Developing nigrostriatal axons and their perikarya have substantial quantities of dopamine (DA) before the axons reach their postsynaptic target. In order to investigate possible developmental effects of these stores of DA, we have depleted DA chronically during critical periods in the ontogeny of the nigrostriatal system. Reserpine (0.04-0.14 mg/kg/day) was given repeatedly to maternal rabbits for various periods starting before neuroblasts of the substantia nigra first exhibit fluorescence until 2 days before term when the fetuses were sacrificed. Reserpine crossed the placenta and depleted DA in the fetal putamens. Control fetuses had widespread fluorescent axons and terminals. Counts of mature axonal boutons in electron micrographs of the putamen of reserpine-treated fetuses showed that there were 4.3 +/- 0.6 SE/100 microns2, which is less than 1/2 the control value of 10.2 +/- 0.6 SE/100 microns2 (p less than 0.001).
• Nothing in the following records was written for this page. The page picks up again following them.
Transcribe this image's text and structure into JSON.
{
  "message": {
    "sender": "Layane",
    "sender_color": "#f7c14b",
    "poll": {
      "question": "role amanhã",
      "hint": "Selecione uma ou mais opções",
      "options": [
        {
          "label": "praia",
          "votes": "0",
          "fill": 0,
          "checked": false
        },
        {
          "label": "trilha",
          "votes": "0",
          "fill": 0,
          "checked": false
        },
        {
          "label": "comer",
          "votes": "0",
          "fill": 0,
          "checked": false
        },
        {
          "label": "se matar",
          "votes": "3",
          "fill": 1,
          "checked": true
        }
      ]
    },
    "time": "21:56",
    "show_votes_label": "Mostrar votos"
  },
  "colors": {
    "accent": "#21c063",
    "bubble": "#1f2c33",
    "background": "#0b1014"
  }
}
The neuropil of the putamen of the reserpine-treated fetus was also less mature; the relative volume occupied by growth cones (40.5% +/- 5.7 SE) was twice that of controls (20.6% +/- 2.4 SE) (p less than 0.005). Although it remains to be shown that the delayed development of both pre- and postsynaptic elements of the nigrostriatal system is specifically related to the known ability of reserpine to deplete DA, the results are consistent with the hypothesis that early stores of DA may be important in developing dopaminergic systems.